Luis Meléndez, Spanish Still Life Painter

Luis Meléndez (1715–1780) is now recognized as the premier still-life painter in 18th-century Spain, indeed one of the greatest in all of Europe.

Boston's Museum of Fine Arts is hosting an exhibit of this great painter's works--an artist who was not appreciated in his time. He died a pauper.

After taking in all the beauty of his artistry as I passed through the galleries, I wanted to sit down and have a feast of all the gorgeous, sensual food depicted in these incredible oils. After consistently being rejected as a portrait painter for the royals in Spain, Meléndez was commissioned, in the late 1700s, by the Prince of Asturias, later King Charles IV of Spain to do a series of paintings representing the abundance of foods that was the basis of Spain's cuisine.

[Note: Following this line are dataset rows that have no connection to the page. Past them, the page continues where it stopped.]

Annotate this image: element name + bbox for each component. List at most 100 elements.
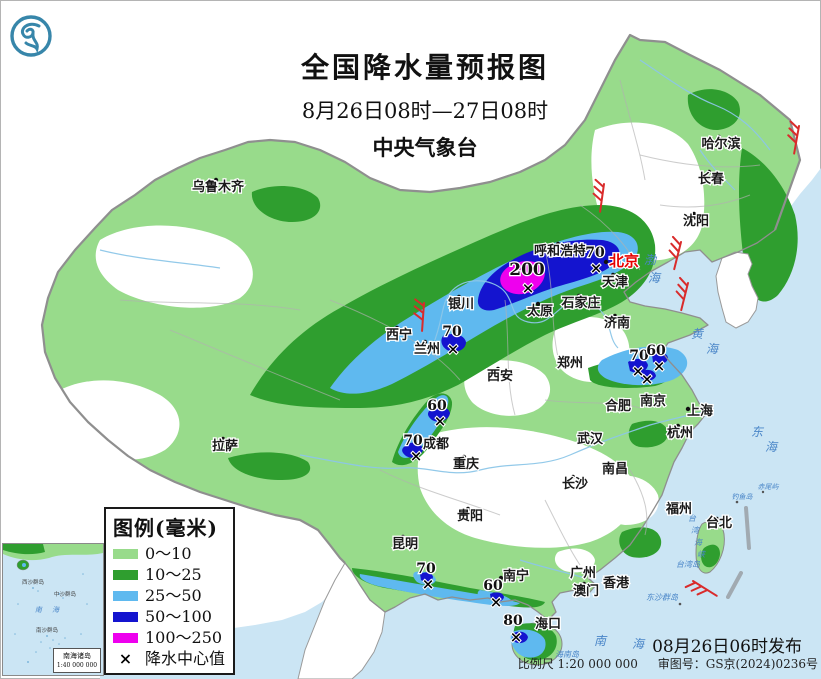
issue-time: 08月26日06时发布 [652, 637, 802, 657]
city-dot [581, 581, 587, 587]
sea-label: 海 [765, 440, 779, 454]
city-label: 澳门 [573, 583, 599, 599]
rain-center-x: × [510, 628, 523, 646]
sea-label: 东 [751, 425, 765, 439]
sea-label: 峡 [697, 550, 706, 559]
city-dot [714, 516, 720, 522]
wind-barbs [413, 120, 800, 597]
city-label: 福州 [665, 501, 692, 517]
rain-center-x: × [447, 340, 460, 358]
city-dot [555, 241, 561, 247]
dongsha-islet-dot [678, 602, 682, 606]
city-dot [495, 366, 501, 372]
city-dot [213, 177, 219, 183]
city-label: 西宁 [386, 327, 412, 343]
wind-barb [787, 120, 800, 155]
city-dot [576, 293, 582, 299]
city-dot [676, 501, 682, 507]
sea-boundary-dashes [726, 506, 751, 599]
legend-marker-row: × 降水中心值 [113, 651, 226, 667]
city-label: 乌鲁木齐 [192, 179, 245, 195]
legend-item: 10～25 [113, 567, 226, 583]
wind-barb [675, 276, 689, 312]
rain-center-x: × [641, 370, 654, 388]
city-dot [706, 169, 712, 175]
sea-label: 台湾岛 [676, 560, 701, 569]
city-label: 贵阳 [457, 508, 483, 524]
legend-range-label: 0～10 [145, 544, 192, 563]
hainan-island [510, 622, 563, 666]
city-dot [691, 211, 697, 217]
city-label: 长春 [698, 171, 725, 187]
cma-logo [8, 13, 54, 63]
city-label: 成都 [423, 436, 449, 452]
city-dot [465, 506, 471, 512]
legend-range-label: 10～25 [145, 565, 202, 584]
sea-label: 赤尾屿 [758, 483, 780, 491]
city-dot [612, 313, 618, 319]
rain-center-value: 70 [585, 245, 605, 261]
city-dot [685, 406, 691, 412]
rain-center-markers: 200×70×70×60×70×70×60××70× 60×80× [402, 244, 667, 647]
city-label: 海口 [535, 616, 561, 632]
city-label: 昆明 [392, 536, 418, 552]
city-dot [220, 436, 226, 442]
legend-range-label: 25～50 [145, 586, 202, 605]
rain-center-value: 70 [416, 561, 436, 577]
sea-label: 钓鱼岛 [732, 493, 754, 501]
precip-zones [42, 35, 800, 620]
title-block: 全国降水量预报图 8月26日08时—27日08时 中央气象台 [225, 46, 625, 162]
forecast-period: 8月26日08时—27日08时 [301, 99, 549, 123]
province-borders [119, 79, 761, 566]
city-dot [427, 436, 433, 442]
city-dot [535, 301, 541, 307]
legend-swatch [113, 591, 138, 601]
rain-center-x: × [422, 575, 435, 593]
city-dot [535, 625, 541, 631]
legend-swatch [113, 570, 138, 580]
map-scale: 比例尺 1:20 000 000 [517, 657, 638, 671]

Meléndez painted these foods uncooked--fish, hams, beef, and every sort of vegetable and fruit--so that when one looked at the paintings, one had to use her imagination to think of how the various foods would be used to make an elaborate and memorable meal.

One thing that impressed me was that the fruits and vegetables Meléndez painted had not been sprayed with any sort of chemical, so when one observes his paintings, one sees the little worm holes and bruises that are natural to the fruits and vegetables. We consumers are accustomed to seeing the perfect flesh of fruits and vegetable--which would not be natural without chemical sprays and contaminants--but that perfection is not real, and we pay a dear price with our health and in the contamination of the soil and the skins of the fruits and vegetable for this unnatural perfection.

I left the exhibit with hunger pangs--not just for the voluptuous foods on exhibit, but for a time when people were able to consume them without worrying about the toxins that accumulate in our fatty tissues because we demand unnatural perfection and unnatural color in our fruits and vegetables.


  1. Ah, but general life expectancy was only about 30 years and a factor in that was nutrition.

  2. True. But I'm guessing other factors for short life expectancy were lack of hygene--indoor plumbing--washing, penicillin and antibiotics, plus deaths from abscessed teeth and childbirth.

  3. The painting of the watermelons takes me back to the day when they had seeds and flavor. Would love to see these in reality.

  4. I'm sure that's true, but In my opinion the dangers of modern farming are vanishingly small in comparison to the dangers of 18th century life. Worm holes and blemishes aside, such things were expensive and only available for a short time every year. A diet of salt cod and pickled cabbage had a lot to do with making people on average a foot shorter and more susceptible to disease. One in five crops failed without pesticides and famines were frequent. People were often poisoned by ergot mold in the wheat.

    I've never seen any scientific studies showing any evidence that people on "organic" diets live longer or are more healthy.